That’s what the label said. I was on the lookout for a cake to celebrate the birthdays of my son and nephew when I spotted one in the bakery case at the supermarket. It resembled a hamburger and roll, with protruding green and red frosting as the lettuce and tomato. Next to it were long pieces of yellow cake (the fries) and a clump of red frosting (the ketchup).
I couldn't move my cart. I gawked at it like a highway accident, and my thought process went something like this: That is ridiculous! It’s so ridiculous, I should get it. No, it’s stupid, and will taste mediocre, at best. Oh! They have yellow and chocolate versions. I’ll get two!

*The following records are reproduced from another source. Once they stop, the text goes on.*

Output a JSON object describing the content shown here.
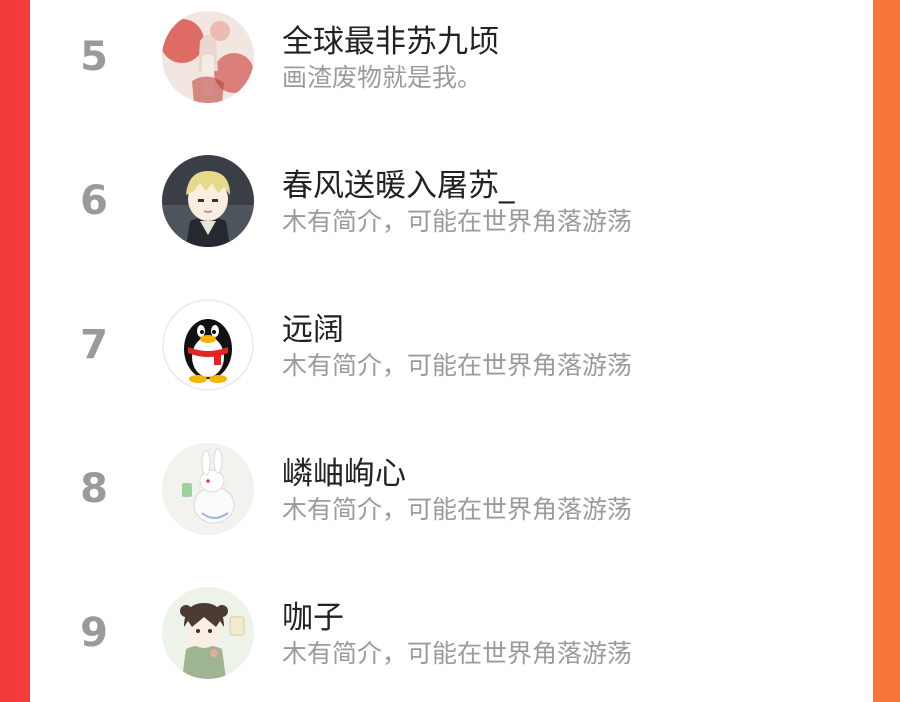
{
  "colors": {
    "background_left": "#f33a3c",
    "background_right": "#f7773a",
    "panel": "#ffffff",
    "rank_text": "#9a9a9a",
    "name_text": "#222222",
    "bio_text": "#9b9b9b"
  },
  "users": [
    {
      "rank": "5",
      "name": "全球最非苏九顷",
      "bio": "画渣废物就是我。",
      "avatar_icon": "red-ink-girl-avatar"
    },
    {
      "rank": "6",
      "name": "春风送暖入屠苏_",
      "bio": "木有简介，可能在世界角落游荡",
      "avatar_icon": "anime-boy-avatar"
    },
    {
      "rank": "7",
      "name": "远阔",
      "bio": "木有简介，可能在世界角落游荡",
      "avatar_icon": "qq-penguin-avatar"
    },
    {
      "rank": "8",
      "name": "嶙岫峋心",
      "bio": "木有简介，可能在世界角落游荡",
      "avatar_icon": "white-rabbit-avatar"
    },
    {
      "rank": "9",
      "name": "咖子",
      "bio": "木有简介，可能在世界角落游荡",
      "avatar_icon": "chibi-girl-avatar"
    }
  ]
}
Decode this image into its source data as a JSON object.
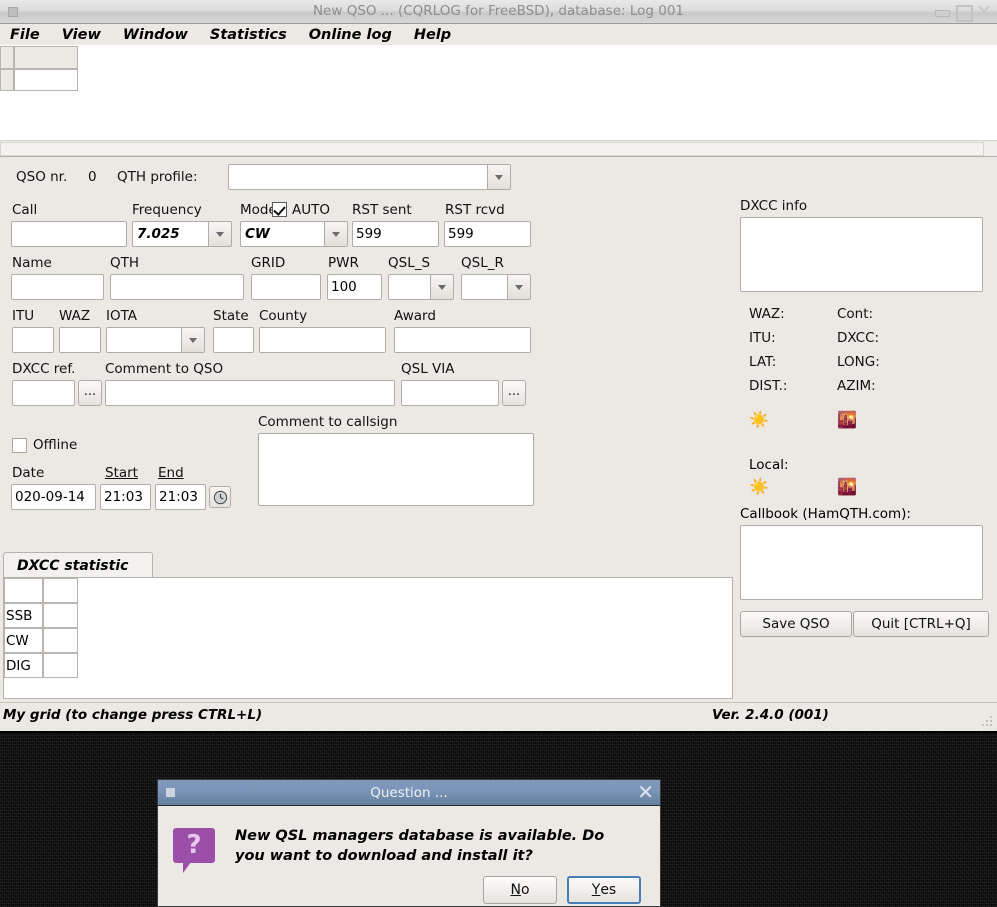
{
  "window": {
    "title": "New QSO ... (CQRLOG for FreeBSD), database: Log 001",
    "minimize_icon": "minimize-icon",
    "maximize_icon": "maximize-icon",
    "close_icon": "close-icon"
  },
  "menubar": {
    "items": [
      {
        "label": "File"
      },
      {
        "label": "View"
      },
      {
        "label": "Window"
      },
      {
        "label": "Statistics"
      },
      {
        "label": "Online log"
      },
      {
        "label": "Help"
      }
    ]
  },
  "qso": {
    "nr_label": "QSO nr.",
    "nr_value": "0",
    "qth_profile_label": "QTH profile:",
    "qth_profile_value": "",
    "call_label": "Call",
    "call_value": "",
    "frequency_label": "Frequency",
    "frequency_value": "7.025",
    "mode_label": "Mode",
    "mode_value": "CW",
    "auto_label": "AUTO",
    "auto_checked": true,
    "rst_sent_label": "RST sent",
    "rst_sent_value": "599",
    "rst_rcvd_label": "RST rcvd",
    "rst_rcvd_value": "599",
    "name_label": "Name",
    "name_value": "",
    "qth_label": "QTH",
    "qth_value": "",
    "grid_label": "GRID",
    "grid_value": "",
    "pwr_label": "PWR",
    "pwr_value": "100",
    "qsl_s_label": "QSL_S",
    "qsl_s_value": "",
    "qsl_r_label": "QSL_R",
    "qsl_r_value": "",
    "itu_label": "ITU",
    "itu_value": "",
    "waz_label": "WAZ",
    "waz_value": "",
    "iota_label": "IOTA",
    "iota_value": "",
    "state_label": "State",
    "state_value": "",
    "county_label": "County",
    "county_value": "",
    "award_label": "Award",
    "award_value": "",
    "dxcc_ref_label": "DXCC ref.",
    "dxcc_ref_value": "",
    "dxcc_ref_btn": "...",
    "comment_qso_label": "Comment to QSO",
    "comment_qso_value": "",
    "qsl_via_label": "QSL VIA",
    "qsl_via_value": "",
    "qsl_via_btn": "...",
    "comment_callsign_label": "Comment to callsign",
    "comment_callsign_value": "",
    "offline_label": "Offline",
    "offline_checked": false,
    "date_label": "Date",
    "date_value": "020-09-14",
    "start_label": "Start",
    "start_value": "21:03",
    "end_label": "End",
    "end_value": "21:03",
    "clock_icon": "clock-icon"
  },
  "dxcc_info": {
    "title": "DXCC info",
    "text": "",
    "fields": [
      {
        "k1": "WAZ:",
        "k2": "Cont:"
      },
      {
        "k1": "ITU:",
        "k2": "DXCC:"
      },
      {
        "k1": "LAT:",
        "k2": "LONG:"
      },
      {
        "k1": "DIST.:",
        "k2": "AZIM:"
      }
    ],
    "sun_icon": "sunrise-icon",
    "sunset_icon": "sunset-icon",
    "sunrise_value": "",
    "sunset_value": "",
    "local_label": "Local:",
    "local_sunrise_value": "",
    "local_sunset_value": "",
    "callbook_label": "Callbook (HamQTH.com):",
    "callbook_text": ""
  },
  "actions": {
    "save_label": "Save QSO",
    "quit_label": "Quit [CTRL+Q]"
  },
  "dxcc_statistic": {
    "tab_label": "DXCC statistic",
    "rows": [
      {
        "mode": "",
        "value": ""
      },
      {
        "mode": "SSB",
        "value": ""
      },
      {
        "mode": "CW",
        "value": ""
      },
      {
        "mode": "DIG",
        "value": ""
      }
    ]
  },
  "statusbar": {
    "left": "My grid (to change press CTRL+L)",
    "right": "Ver. 2.4.0 (001)"
  },
  "dialog": {
    "title": "Question ...",
    "close_icon": "close-icon",
    "icon": "question-icon",
    "icon_glyph": "?",
    "message": "New QSL managers database is available. Do you want to download and install it?",
    "no_label": "No",
    "yes_label": "Yes"
  },
  "colors": {
    "window_bg": "#ece9e4",
    "dialog_titlebar": "#7d95b8",
    "question_icon": "#9b4fa8",
    "focus_border": "#4a7fb5"
  }
}
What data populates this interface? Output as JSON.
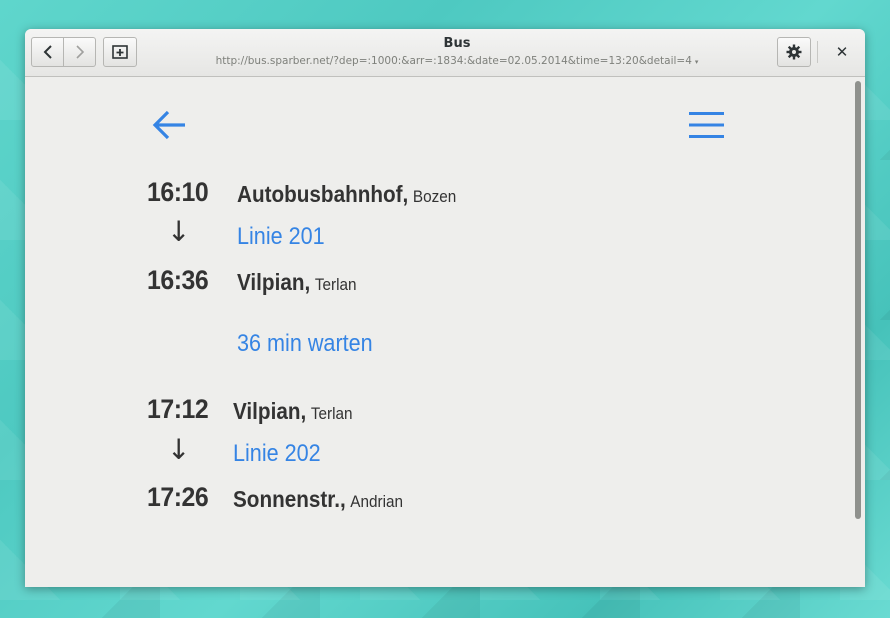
{
  "window": {
    "title": "Bus",
    "url": "http://bus.sparber.net/?dep=:1000:&arr=:1834:&date=02.05.2014&time=13:20&detail=4",
    "url_caret": "▾",
    "close_glyph": "✕"
  },
  "icons": {
    "back": "back-arrow-icon",
    "forward": "forward-arrow-icon",
    "new_tab": "new-tab-icon",
    "settings": "gear-icon",
    "close": "close-icon",
    "page_back": "left-arrow-icon",
    "menu": "hamburger-menu-icon",
    "down": "down-arrow-icon"
  },
  "colors": {
    "accent": "#3584e4",
    "text": "#333333",
    "page_bg": "#eeeeec"
  },
  "journey": {
    "leg1": {
      "dep_time": "16:10",
      "dep_stop": "Autobusbahnhof,",
      "dep_place": "Bozen",
      "line": "Linie 201",
      "arr_time": "16:36",
      "arr_stop": "Vilpian,",
      "arr_place": "Terlan"
    },
    "wait": "36 min warten",
    "leg2": {
      "dep_time": "17:12",
      "dep_stop": "Vilpian,",
      "dep_place": "Terlan",
      "line": "Linie 202",
      "arr_time": "17:26",
      "arr_stop": "Sonnenstr.,",
      "arr_place": "Andrian"
    },
    "arrow_glyph": "↓"
  }
}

The kind bakery worker offered to write birthday greetings on both cakes. Yes! Mission accomplished, and I could avoid my planned stop at a real bakery. The night of the party, I asked my daughter to help light the candles. When I revealed the desserts--with some pride, I might add--she actually fell down laughing (and clutched her chest, which was a bit alarming). We eventually composed ourselves and carried the candlelit burgers to the table set for 11. The off-key singing was interrupted by explosions of laughter at the grotesque yet somehow charming dual confections. Orders were taken for yellow or chocolate. My son cut the yellow cake first, then sliced into the one labeled chocolate. It was yellow! Through tears and snorts of hilarity, we discussed the possibility of bringing it back to the store for a refund. The plan was ultimately rejected when my husband pointed out that we would likely be offered a replacement chocolate cake, and who would want that? We didn’t want to eat it; we just wanted to laugh at it.